Learning from failure

Insights Newsletter
17 February, 2017

Last week The Herald premiered Under the Bridge, a three-part documentary about life in Papakura High School: a low decile school plagued with a reputation for persistent poor performance.

Despite increasing government support, the school’s achievement statistics remained among the lowest in the country and its student roll continued to decline as students and teachers lost hope.

The Herald followed the journey of the new principal brought in to fix the school in 2016.

Papakura’s story is not unique. The Initiative’s 2015 analysis of school performance reviews found that for many schools, failure had become business as usual. Even more concerning, we found that the majority of persistently underperforming schools disproportionately affected students from poorer homes.

But New Zealand does not have a monopoly on these challenges. We thus looked abroad to see how other education systems are managing these issues.

I was keen to learn of the outcomes of the reforms recently implemented in the UK and the US.

In 14 days, I visited five jurisdictions across both countries, went to six schools, and interviewed more than forty people.

I spoke to those affected by school failure and met with those charged with fixing it. I met with students, educators and their unions, bureaucrats and politicians, and academics to learn about how strategies to reform schools had panned out. 

The jurisdictions took different paths to tackle the challenges. What became clear quickly was that it took willing communities, committed school leaders and pragmatic politicians to spearhead the reforms in both countries.

Success was evident where politicians and school leaders were willing to talk about school failure and take action to correct it. And crucially, the reforms put the students at the centre of all changes.

Findings from my journey are documented in Fair and Frank: Global Insights for Managing School Performance, to be released on Monday.

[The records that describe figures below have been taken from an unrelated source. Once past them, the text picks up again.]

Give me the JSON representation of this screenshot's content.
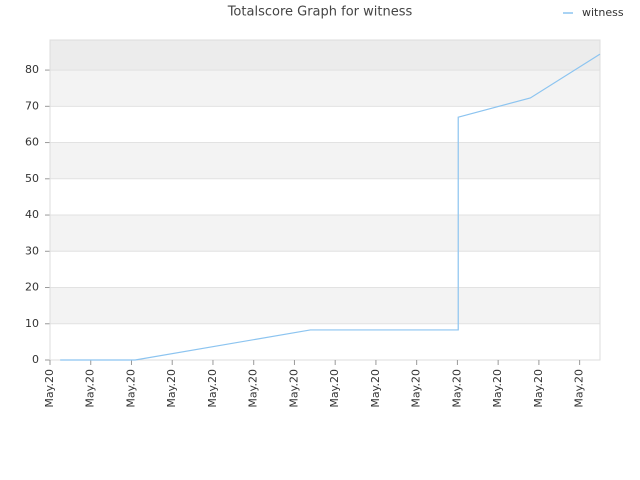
{
  "chart_data": {
    "type": "line",
    "title": "Totalscore Graph for witness",
    "x": [
      0.25,
      2.09,
      6.39,
      10.02,
      10.02,
      11.79,
      13.5
    ],
    "series": [
      {
        "name": "witness",
        "color": "#8cc4f0",
        "values": [
          0,
          0,
          8.3,
          8.3,
          67,
          72.3,
          84.4
        ]
      }
    ],
    "xlim": [
      0,
      13.5
    ],
    "xticks": [
      {
        "value": 0,
        "label": "May.20"
      },
      {
        "value": 1,
        "label": "May.20"
      },
      {
        "value": 2,
        "label": "May.20"
      },
      {
        "value": 3,
        "label": "May.20"
      },
      {
        "value": 4,
        "label": "May.20"
      },
      {
        "value": 5,
        "label": "May.20"
      },
      {
        "value": 6,
        "label": "May.20"
      },
      {
        "value": 7,
        "label": "May.20"
      },
      {
        "value": 8,
        "label": "May.20"
      },
      {
        "value": 9,
        "label": "May.20"
      },
      {
        "value": 10,
        "label": "May.20"
      },
      {
        "value": 11,
        "label": "May.20"
      },
      {
        "value": 12,
        "label": "May.20"
      },
      {
        "value": 13,
        "label": "May.20"
      }
    ],
    "ylim": [
      0,
      88.3
    ],
    "yticks": [
      0,
      10,
      20,
      30,
      40,
      50,
      60,
      70,
      80
    ],
    "grid": true,
    "legend": "top-right"
  }
}
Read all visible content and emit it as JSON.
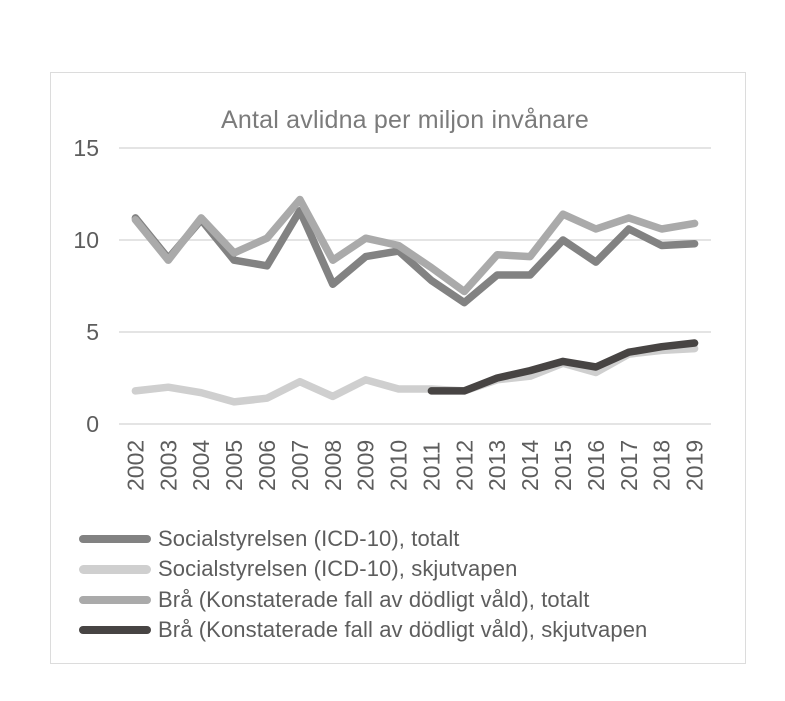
{
  "page": {
    "background": "#ffffff"
  },
  "chart": {
    "style": {
      "frame_border_color": "#dcdcdc",
      "gridline_color": "#dbdbdb",
      "title_color": "#7b7b7b",
      "tick_label_color": "#5d5d5d",
      "legend_text_color": "#5d5d5d",
      "line_width": 7.5
    }
  },
  "chart_data": {
    "type": "line",
    "title": "Antal avlidna per miljon invånare",
    "xlabel": "",
    "ylabel": "",
    "ylim": [
      0,
      15
    ],
    "yticks": [
      0,
      5,
      10,
      15
    ],
    "grid": true,
    "legend_position": "bottom-left",
    "x": [
      2002,
      2003,
      2004,
      2005,
      2006,
      2007,
      2008,
      2009,
      2010,
      2011,
      2012,
      2013,
      2014,
      2015,
      2016,
      2017,
      2018,
      2019
    ],
    "series": [
      {
        "name": "Socialstyrelsen (ICD-10), totalt",
        "color": "#828282",
        "values": [
          11.2,
          9.0,
          11.1,
          8.9,
          8.6,
          11.6,
          7.6,
          9.1,
          9.4,
          7.8,
          6.6,
          8.1,
          8.1,
          10.0,
          8.8,
          10.6,
          9.7,
          9.8
        ]
      },
      {
        "name": "Socialstyrelsen (ICD-10), skjutvapen",
        "color": "#cfcfcf",
        "values": [
          1.8,
          2.0,
          1.7,
          1.2,
          1.4,
          2.3,
          1.5,
          2.4,
          1.9,
          1.9,
          1.8,
          2.4,
          2.6,
          3.3,
          2.8,
          3.8,
          4.0,
          4.1
        ]
      },
      {
        "name": "Brå (Konstaterade fall av dödligt våld), totalt",
        "color": "#aaaaaa",
        "values": [
          11.1,
          8.9,
          11.2,
          9.3,
          10.1,
          12.2,
          8.9,
          10.1,
          9.7,
          8.5,
          7.2,
          9.2,
          9.1,
          11.4,
          10.6,
          11.2,
          10.6,
          10.9
        ]
      },
      {
        "name": "Brå (Konstaterade fall av dödligt våld), skjutvapen",
        "color": "#474443",
        "values": [
          null,
          null,
          null,
          null,
          null,
          null,
          null,
          null,
          null,
          1.8,
          1.8,
          2.5,
          2.9,
          3.4,
          3.1,
          3.9,
          4.2,
          4.4
        ]
      }
    ]
  }
}
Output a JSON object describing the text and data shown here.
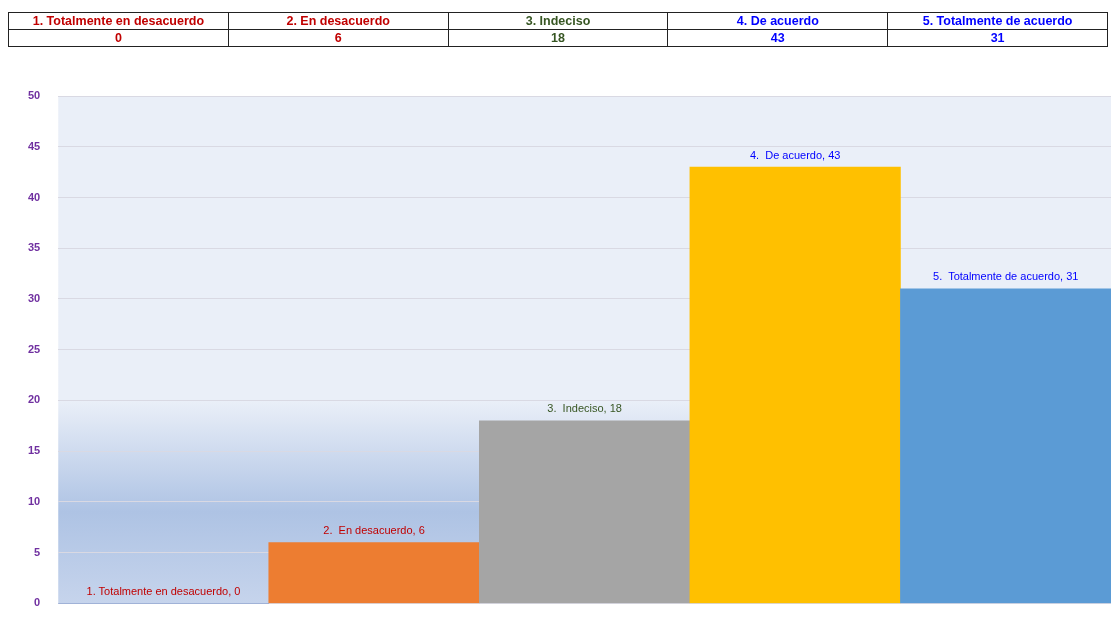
{
  "chart_data": {
    "type": "bar",
    "categories": [
      "1.  Totalmente en desacuerdo",
      "2.  En desacuerdo",
      "3.  Indeciso",
      "4.  De acuerdo",
      "5.  Totalmente de acuerdo"
    ],
    "values": [
      0,
      6,
      18,
      43,
      31
    ],
    "colors": [
      "#4472c4",
      "#ed7d31",
      "#a5a5a5",
      "#ffc000",
      "#5b9bd5"
    ],
    "ylim": [
      0,
      50
    ],
    "yticks": [
      0,
      5,
      10,
      15,
      20,
      25,
      30,
      35,
      40,
      45,
      50
    ],
    "value_labels": [
      "0",
      "6",
      "18",
      "43",
      "31"
    ],
    "annotations": [
      {
        "text": "1. Totalmente en desacuerdo, 0",
        "x": "1.  Totalmente en desacuerdo",
        "y": 0
      },
      {
        "text": "2.  En desacuerdo, 6",
        "x": "2.  En desacuerdo",
        "y": 6
      },
      {
        "text": "3.  Indeciso, 18",
        "x": "3.  Indeciso",
        "y": 18
      },
      {
        "text": "4.  De acuerdo, 43",
        "x": "4.  De acuerdo",
        "y": 43
      },
      {
        "text": "5.  Totalmente de acuerdo, 31",
        "x": "5.  Totalmente de acuerdo",
        "y": 31
      }
    ],
    "grid": "y",
    "tick_labels": "y",
    "legend": false
  }
}
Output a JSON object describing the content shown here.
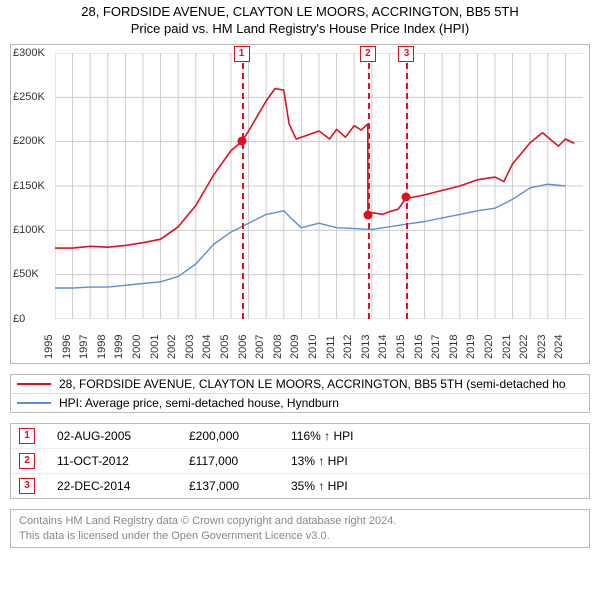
{
  "title_l1": "28, FORDSIDE AVENUE, CLAYTON LE MOORS, ACCRINGTON, BB5 5TH",
  "title_l2": "Price paid vs. HM Land Registry's House Price Index (HPI)",
  "chart": {
    "type": "line",
    "background_color": "#ffffff",
    "grid_color": "#cccccc",
    "axis_color": "#444444",
    "xlim": [
      1995,
      2025
    ],
    "ylim": [
      0,
      300000
    ],
    "ytick_step": 50000,
    "yticks": [
      "£0",
      "£50K",
      "£100K",
      "£150K",
      "£200K",
      "£250K",
      "£300K"
    ],
    "xticks": [
      1995,
      1996,
      1997,
      1998,
      1999,
      2000,
      2001,
      2002,
      2003,
      2004,
      2005,
      2006,
      2007,
      2008,
      2009,
      2010,
      2011,
      2012,
      2013,
      2014,
      2015,
      2016,
      2017,
      2018,
      2019,
      2020,
      2021,
      2022,
      2023,
      2024
    ],
    "label_fontsize": 11,
    "series": [
      {
        "name": "price_paid",
        "color": "#e01020",
        "width": 1.6,
        "points": [
          [
            1995,
            80000
          ],
          [
            1996,
            80000
          ],
          [
            1997,
            82000
          ],
          [
            1998,
            81000
          ],
          [
            1999,
            83000
          ],
          [
            2000,
            86000
          ],
          [
            2001,
            90000
          ],
          [
            2002,
            104000
          ],
          [
            2003,
            128000
          ],
          [
            2004,
            162000
          ],
          [
            2005,
            190000
          ],
          [
            2005.6,
            200000
          ],
          [
            2006,
            212000
          ],
          [
            2007,
            246000
          ],
          [
            2007.5,
            260000
          ],
          [
            2008,
            258000
          ],
          [
            2008.3,
            220000
          ],
          [
            2008.7,
            203000
          ],
          [
            2009,
            205000
          ],
          [
            2010,
            212000
          ],
          [
            2010.6,
            203000
          ],
          [
            2011,
            214000
          ],
          [
            2011.5,
            205000
          ],
          [
            2012,
            218000
          ],
          [
            2012.4,
            213000
          ],
          [
            2012.77,
            220000
          ],
          [
            2012.78,
            117000
          ],
          [
            2013,
            120000
          ],
          [
            2013.6,
            118000
          ],
          [
            2014,
            121000
          ],
          [
            2014.5,
            124000
          ],
          [
            2014.97,
            137000
          ],
          [
            2015,
            136000
          ],
          [
            2016,
            140000
          ],
          [
            2017,
            145000
          ],
          [
            2018,
            150000
          ],
          [
            2019,
            157000
          ],
          [
            2020,
            160000
          ],
          [
            2020.5,
            155000
          ],
          [
            2021,
            175000
          ],
          [
            2022,
            199000
          ],
          [
            2022.7,
            210000
          ],
          [
            2023,
            205000
          ],
          [
            2023.6,
            195000
          ],
          [
            2024,
            203000
          ],
          [
            2024.5,
            198000
          ]
        ]
      },
      {
        "name": "hpi",
        "color": "#5b8fd6",
        "width": 1.4,
        "points": [
          [
            1995,
            35000
          ],
          [
            1996,
            35000
          ],
          [
            1997,
            36000
          ],
          [
            1998,
            36000
          ],
          [
            1999,
            38000
          ],
          [
            2000,
            40000
          ],
          [
            2001,
            42000
          ],
          [
            2002,
            48000
          ],
          [
            2003,
            62000
          ],
          [
            2004,
            84000
          ],
          [
            2005,
            98000
          ],
          [
            2006,
            108000
          ],
          [
            2007,
            118000
          ],
          [
            2008,
            122000
          ],
          [
            2008.5,
            112000
          ],
          [
            2009,
            103000
          ],
          [
            2010,
            108000
          ],
          [
            2011,
            103000
          ],
          [
            2012,
            102000
          ],
          [
            2013,
            101000
          ],
          [
            2014,
            104000
          ],
          [
            2015,
            107000
          ],
          [
            2016,
            110000
          ],
          [
            2017,
            114000
          ],
          [
            2018,
            118000
          ],
          [
            2019,
            122000
          ],
          [
            2020,
            125000
          ],
          [
            2021,
            135000
          ],
          [
            2022,
            148000
          ],
          [
            2023,
            152000
          ],
          [
            2024,
            150000
          ]
        ]
      }
    ],
    "marker_color": "#e01020",
    "markers": [
      {
        "n": "1",
        "year": 2005.6
      },
      {
        "n": "2",
        "year": 2012.78
      },
      {
        "n": "3",
        "year": 2014.97
      }
    ],
    "sale_dots": [
      {
        "year": 2005.6,
        "value": 200000
      },
      {
        "year": 2012.78,
        "value": 117000
      },
      {
        "year": 2014.97,
        "value": 137000
      }
    ]
  },
  "legend": [
    {
      "color": "#e01020",
      "label": "28, FORDSIDE AVENUE, CLAYTON LE MOORS, ACCRINGTON, BB5 5TH (semi-detached ho"
    },
    {
      "color": "#5b8fd6",
      "label": "HPI: Average price, semi-detached house, Hyndburn"
    }
  ],
  "sales": [
    {
      "n": "1",
      "date": "02-AUG-2005",
      "price": "£200,000",
      "delta": "116% ↑ HPI"
    },
    {
      "n": "2",
      "date": "11-OCT-2012",
      "price": "£117,000",
      "delta": "13% ↑ HPI"
    },
    {
      "n": "3",
      "date": "22-DEC-2014",
      "price": "£137,000",
      "delta": "35% ↑ HPI"
    }
  ],
  "footer_l1": "Contains HM Land Registry data © Crown copyright and database right 2024.",
  "footer_l2": "This data is licensed under the Open Government Licence v3.0."
}
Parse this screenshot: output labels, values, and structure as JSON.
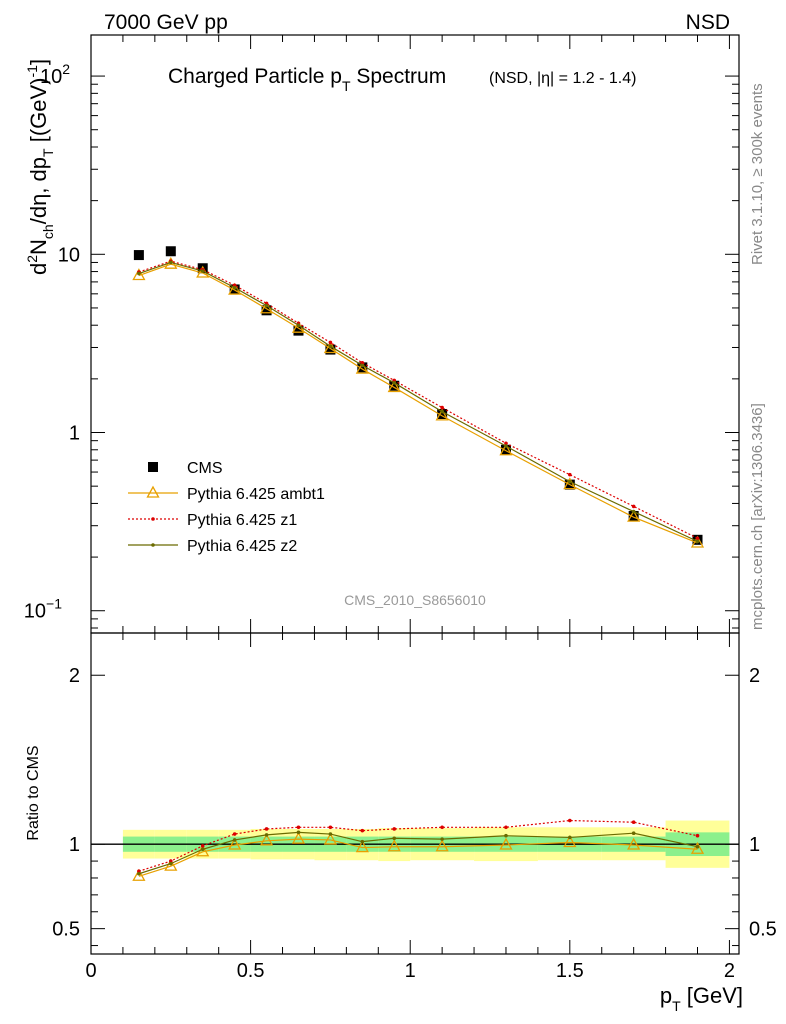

Students typically stuck in failing schools are the very students for whom a high quality education may be their key out of the poverty trap. Papakura’s new principal agrees that many students there come from tough backgrounds but fairly asserts: “Those deficit factors in themselves can’t be used as an excuse for young people failing to achieve at school.”

Fair and Frank showcases how innovative approaches have transformed the lives of similar students in the US and the UK.

Insights from these countries will inform our recommendations in the final report in the series to address New Zealand’s own schooling challenges.